2. software contracting can be done from anywhere. You can live in rural Kentucky and charge a high rate. But plumbers and electricians in rural Kentucky probably aren't charging $150/hr for house calls.
logisticseh
·il y a 4 ans·discuss
Universities that offer doctoral degrees and have "Very High Research Activity" according to the Carnegie Classification of Institutions of Higher Education.

Specifically, the 130 or so institutions listed here: https://en.wikipedia.org/wiki/List_of_research_universities_...

Heuristically, think "major private universities and flagship public universities".
logisticseh
·il y a 4 ans·discuss
I don't buy the attention filter argument. No one -- and I really do mean no one -- is going to read the entire contents of the proceedings of even just one of these conferences. NeurIPS -- a single CS conference -- is more than twice the size of the Joint Math Meetings. ICRA and ICML are just as large or larger, and AAAI isn't far behind. That's just one sub-field of CS. There are so many papers coming out every year that I simply cannot keep up with two of my own niches. Adding more papers to that firehose wouldn't materially change the situation.

I've reviewed for some (high quality) Mathematics journals. Papers tend to be more complete, for sure, but the reviewing is much less rejectionist. I'm not aware of any Mathematics journal with a 10% acceptance rate, and even 20% is probably on the low end.

> It's an unfortunate reality of academia that there are fewer resources (jobs, grant funding, etc.) available, than there are researchers who are prepared to put them to good use.

I don't think this is true in CS. Universities outside of an elite set really struggle to hire and retain high quality faculty. It's at a crisis level outside of R1. Teaching-oriented institutions have mostly have stopped trying to hire traditional academics; a masters degree with some teaching experience is sufficient.

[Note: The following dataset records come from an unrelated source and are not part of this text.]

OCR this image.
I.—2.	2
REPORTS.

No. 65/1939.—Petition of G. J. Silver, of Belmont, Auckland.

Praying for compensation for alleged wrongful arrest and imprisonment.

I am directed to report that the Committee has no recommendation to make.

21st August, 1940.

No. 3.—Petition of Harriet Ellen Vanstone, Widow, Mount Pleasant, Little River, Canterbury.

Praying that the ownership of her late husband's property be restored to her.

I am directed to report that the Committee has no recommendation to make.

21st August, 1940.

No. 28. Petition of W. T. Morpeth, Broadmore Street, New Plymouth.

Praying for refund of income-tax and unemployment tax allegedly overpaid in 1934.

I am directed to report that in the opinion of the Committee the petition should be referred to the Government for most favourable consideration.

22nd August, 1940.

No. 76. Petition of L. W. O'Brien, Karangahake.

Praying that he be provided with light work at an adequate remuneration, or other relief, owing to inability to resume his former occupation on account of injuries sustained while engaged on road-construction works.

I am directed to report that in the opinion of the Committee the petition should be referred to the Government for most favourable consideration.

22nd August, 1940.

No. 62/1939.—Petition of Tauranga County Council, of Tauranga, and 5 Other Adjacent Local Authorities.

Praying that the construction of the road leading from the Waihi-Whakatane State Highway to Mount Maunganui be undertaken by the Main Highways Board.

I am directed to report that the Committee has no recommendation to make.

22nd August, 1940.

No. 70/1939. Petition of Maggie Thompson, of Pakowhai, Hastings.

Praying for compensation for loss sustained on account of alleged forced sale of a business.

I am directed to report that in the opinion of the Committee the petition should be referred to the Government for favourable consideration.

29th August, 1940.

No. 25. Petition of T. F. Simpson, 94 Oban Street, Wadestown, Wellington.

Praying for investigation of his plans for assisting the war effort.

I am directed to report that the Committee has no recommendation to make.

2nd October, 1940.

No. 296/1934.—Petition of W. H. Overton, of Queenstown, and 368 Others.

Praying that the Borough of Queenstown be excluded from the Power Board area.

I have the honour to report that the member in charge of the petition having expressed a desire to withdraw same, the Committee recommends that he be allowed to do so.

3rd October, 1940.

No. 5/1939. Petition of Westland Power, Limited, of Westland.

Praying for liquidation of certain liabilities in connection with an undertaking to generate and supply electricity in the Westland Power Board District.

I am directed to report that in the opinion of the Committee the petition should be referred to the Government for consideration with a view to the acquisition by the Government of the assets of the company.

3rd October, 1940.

Some of this is due to industry -- high-quality faculty candidates tend to also have 3x-5x offers in industry, and it's hard to turn down a guaranteed early retirement for the grind and uncertainty of the tenure track. But I think some of it is also that students who would make good teachers and mentors lose confidence due to a series of unnecessary paper rejections and decide to nope out of academia.

Again, I spend a lot of time around academic mathematics. The rejectionist culture in CS is real. And not just conferences, btw. An NSF program manager started my last review panel by telling us that scores are consistently way lower in CS than in any other field and to please chill out.
logisticseh
·il y a 4 ans·discuss
1. There isn't as much of a difference here as you think. Contractors do turn around and use components developed in public contracts for other consulting projects. Most commonly with other sovereigns, especially when the original contract was with a city or state, but sometimes at the national level as well.

2. With respect to R&D, one big difference is that the government doesn't provide seed funding. They provide grants. If the government wanted equity in research labs, they'd have to pay a lot more. You'll see this in practice if you ever have the extreme displeasure of doing non-useless research in academia. Companies that insist on IP ownership/sharing end up paying much higher premiums for university research contracts. Repealing Bayh-Dole would have no effect on the accessibility of actually useful research; universities and companies would privately fund the useful stuff and leave the government to fund the labs of politically-connected/twitter-famous but otherwise totally useless academics.

(To be clear: we're on the same side here with respect to open access publications.)